It's not just a book thing!
I was at school all day on Friday, so I only managed to get to see Rosa Rankin-Gee, writer of Sark-based novella The Last Kings of Sark. At the age of fourteen, Rosa swore to her parents that she’d hate books forever. However, when Maggie Gee’s your mother, that’s a hard promise to make.
It was at Durham University that Rosa learnt about Sark, when her football coach asked her if she’d like to go there on holiday. On researching the island, Rosa was fascinated by the fact that it had no cars.
Rosa had a few words of advice for budding writers in the audience: ‘Don’t write a novella – they don’t sell.’ Nowadays, people want more value for their money… as in actual pages. Surely it’s quality not quantity! Nevertheless, Rosa wanted her story to remain a novella: the size of the book fits perfectly with the size of Sark. So she wrote it as three separate books, calling it ‘a novel in three parts’.
On Saturday morning, I headed to the Hub. I was quite awe-struck by Chuma Nwokolo when he first walked in. He’s African, exceptionally tall, good looking and dressed in African clothes. As he took his place on stage and began to talk, I soon learnt that he also has a gorgeous accent. Nigerian-born writer and lawyer Chuma has written several books and spent three years in Guernsey writing poetry. His book The Ghost of Sani Abacha contains 26 short stories, tales of life, love, greed, jealousy and betrayal.
One of Chuma’s short stories is called ‘Orange Crush’ and describes his passion for Maitama oranges. He said he would always see women in Nigeria selling oranges on the street, and he’d buy one simply for the pleasure of watching them peel and quarter it. He also has a very strong interest in politics – his curiosity is in the system. ‘No matter how strong-willed you are, the system can turn you.’
Next, I watched the Panel Discussion on Digital Publishing. ‘Publishers are getting wise at the fact we need to re-skill,’ said Dan Franklin. ‘The Frankenstein Project’ was created by Dave Morris. Throughout the book, you can choose different branching parts, such as ‘Shall I kill this person/shall I not.’ The idea is that you choose what happens. Jeff Norton likened it to sitting around a campfire telling stories, tweaking the storyline based on people’s reactions.
In the evening, I went to see Carol Ann Duffy, the first female, Scottish and openly gay Poet Laureate. I was excited about seeing her because I’m studying her poems at school. The most hilarious poem she read was ‘From Mrs Tiresias’, about a man who went for a walk and came back a woman – as you do. My favourite part had to be when he started his period: ‘One week in bed. Two doctors in. Three painkillers four times a day.’ Realistically, this is probably how a man would react in that situation.

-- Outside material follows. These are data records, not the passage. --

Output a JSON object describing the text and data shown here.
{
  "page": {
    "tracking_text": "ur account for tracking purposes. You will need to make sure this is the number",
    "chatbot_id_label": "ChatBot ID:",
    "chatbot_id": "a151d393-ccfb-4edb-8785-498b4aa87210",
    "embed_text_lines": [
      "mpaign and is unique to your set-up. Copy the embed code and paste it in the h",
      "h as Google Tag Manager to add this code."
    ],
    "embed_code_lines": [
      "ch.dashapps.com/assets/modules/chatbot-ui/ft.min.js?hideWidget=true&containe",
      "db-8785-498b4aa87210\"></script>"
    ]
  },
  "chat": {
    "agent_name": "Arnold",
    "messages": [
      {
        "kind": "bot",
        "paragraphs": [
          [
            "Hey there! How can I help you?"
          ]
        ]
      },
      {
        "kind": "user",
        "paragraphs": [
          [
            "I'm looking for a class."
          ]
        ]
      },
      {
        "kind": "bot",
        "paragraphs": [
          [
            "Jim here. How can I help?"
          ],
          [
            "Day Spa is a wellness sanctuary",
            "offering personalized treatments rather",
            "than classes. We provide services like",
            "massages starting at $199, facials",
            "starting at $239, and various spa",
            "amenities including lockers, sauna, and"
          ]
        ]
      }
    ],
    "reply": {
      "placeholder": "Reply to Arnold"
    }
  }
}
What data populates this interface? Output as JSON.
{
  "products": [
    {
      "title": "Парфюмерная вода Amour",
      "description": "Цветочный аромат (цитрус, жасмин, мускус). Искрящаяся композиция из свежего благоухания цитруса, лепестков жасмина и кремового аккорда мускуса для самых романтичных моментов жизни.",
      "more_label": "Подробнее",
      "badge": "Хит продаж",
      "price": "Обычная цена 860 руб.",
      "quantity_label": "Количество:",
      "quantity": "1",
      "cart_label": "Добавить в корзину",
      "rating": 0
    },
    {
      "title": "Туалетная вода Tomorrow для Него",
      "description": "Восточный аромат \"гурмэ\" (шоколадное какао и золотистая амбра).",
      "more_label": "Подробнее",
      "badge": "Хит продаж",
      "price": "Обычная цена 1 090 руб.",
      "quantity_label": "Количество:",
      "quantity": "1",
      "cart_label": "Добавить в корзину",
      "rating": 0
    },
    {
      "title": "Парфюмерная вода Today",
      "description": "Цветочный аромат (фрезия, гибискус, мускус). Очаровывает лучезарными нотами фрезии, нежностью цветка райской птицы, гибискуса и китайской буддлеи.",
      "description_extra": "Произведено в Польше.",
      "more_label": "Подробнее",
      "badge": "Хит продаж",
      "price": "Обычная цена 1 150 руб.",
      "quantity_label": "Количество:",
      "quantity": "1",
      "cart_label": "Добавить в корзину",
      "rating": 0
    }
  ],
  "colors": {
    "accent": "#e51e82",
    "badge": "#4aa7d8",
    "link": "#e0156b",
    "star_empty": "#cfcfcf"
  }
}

Gillian Clarke, the National Poet of Wales, was also there. She read a very moving poem about Oradour-sur-Glane. A couple of days after D-Day, people were rounded up and murdered by the SS, but no one knew why. She also recalled her desperation as a teenager to find love. I found it funny when she said: ‘To make things worse, my school was a Convent Boarding School.’
In the evening, I went to the Fermain Tavern for the Punky Poetry Reggae Party. First up was Attila the Stockbroker, rowdy and explicitly hilarious; then Linton Kwesi Johnson made a stand against discrimination with some deep, moving poems about his personal experiences regarding racial abuse. Finally, Ruts DC played some tunes and everyone was jamming along. It was a brilliant night!